Tuesday, June 3, 2014

MCP Charts

The faster intraday charts are moving so quickly now that it's difficult to keep up with them (capturing). Earlier today I've been corresponding (answering emails) from several members interested in MCP long, my thoughts were to wait for a break of $2.50 (it took surprisingly long today) and to watch for volume to increase as $2.50 would be a very obvious level to place stops/orders. MCP teased around the area at $2.52 for most of the day, but I had set alerts to let me know when $2,50 was broken and as it was, volume picked up and the intraday charts were showing the kind of positive divergence that I want to see at a run of stops/orders like that.

Also on the first watchlist scan I ran using the Custom DeMark inspired Indicator, MCP came up as giving a long signal.

 This 60 min chart shows the bottom area of a larger rectangle base, it's specifically a descending triangle. The yellow box right at the apex of the triangle is where we were long MCP and had a breakout day of 6% and closed the trade that day as the first problem was the support of the triangle is the same support as the larger rectangle that reaches back to April 2013, I had a very hard time believing MCP could make a real breakout to stage 2 without having first run the stops under a year+ base, this is just such a low probability outcome (to breakout to stage 2 without a shakeout first) that I would have exited the long (even though we were at and exited with a nice gain) . Later in the day 3C was showing no confirmation of the breakout, just as it is showing no serious confirmation of the breakdown, which is actually proportionate with the size of the base so we exited the long that day while it was still up well over 5% on the day.

MCP Daily Chart with the multiple 4 stages of a cycle. Each trend / stage is very proportional to the preceding trend, the stage 3 top is the right size for the preceding rally, the stage 4 decline is proportionate to the Stage 3 H&S top, which by the way has a price-pattern measured move (implied target) of approximately $15, these are often overshot, but considering the highs near $80, the neckline near $50, where MCP ended up to form stage 1 is very reasonable. The size of the Stage 1 base of over a year is proportional and the break of support/head fake, while very sharp, is well within proportions for this chart and MCP's character.

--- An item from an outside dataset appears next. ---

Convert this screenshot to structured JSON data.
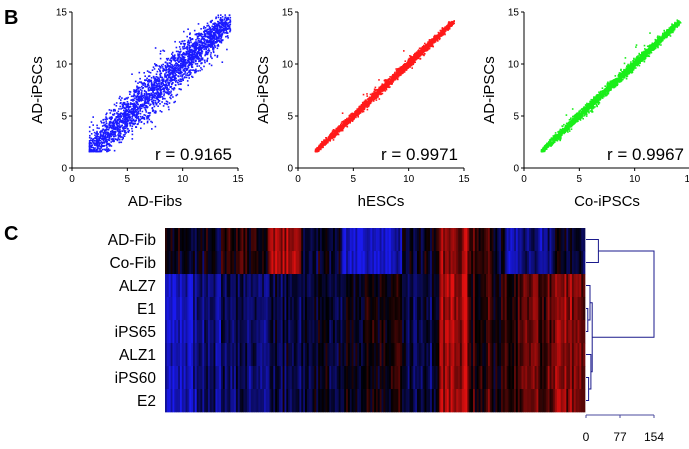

 Here's the range that developed after the MCP earnings decline, a very solid 3 trading week base with a very tight trading/basing range and again, the move below which became a higher and higher probability the longer this range persisted and the longer support persisted, is still very proportional to the base above.

Head fake moves are good for several things, one of course is making money on increased volume, bid/ask spreads, volume rebates. Of course for anyone putting together a large position and we know that a $500 million dollar position is a moderate size position for many larger funds with $1 billion dollar positions not uncommon, the supply generated by running stops/short orders and the lower prices are something larger Wall St. firms need.

Lastly, the bear trap that this kind of move can create can cause a significant strong reversal as covering and eventual long buying push momentum (like Channel Busters).

Here are the stops hit the last 2 days, to the right , that's $2.50 exactly and on volume.

 The intraday charts responded almost immediately.

The 2 min chart is fast enough that it could have confirmed any one of the moves lower the same day, it has not, it has stayed in a leading positive position.

Again the longer 3 min intraday responded to the break of $2.50.

 This 10 min positive divergence is not scaled properly, I just don't have enough history on the chart to get it to scale properly, but the 3C divegrence would be sitting higher .

 Interesting 15 min chart

 And this is really what has kept me hanging around in MCP, a very strong 60 min chart that has added significantly to the post-earnings decline/base.

The 60 min in scale after Goldman Sachs downgraded MCP.
 
This is the DeMark inspired indicator, the signals don't have any targets with them, but each has sent MCP higher. The current single signal is larger than the others, that's about the only indication of a stronger move with this indicator.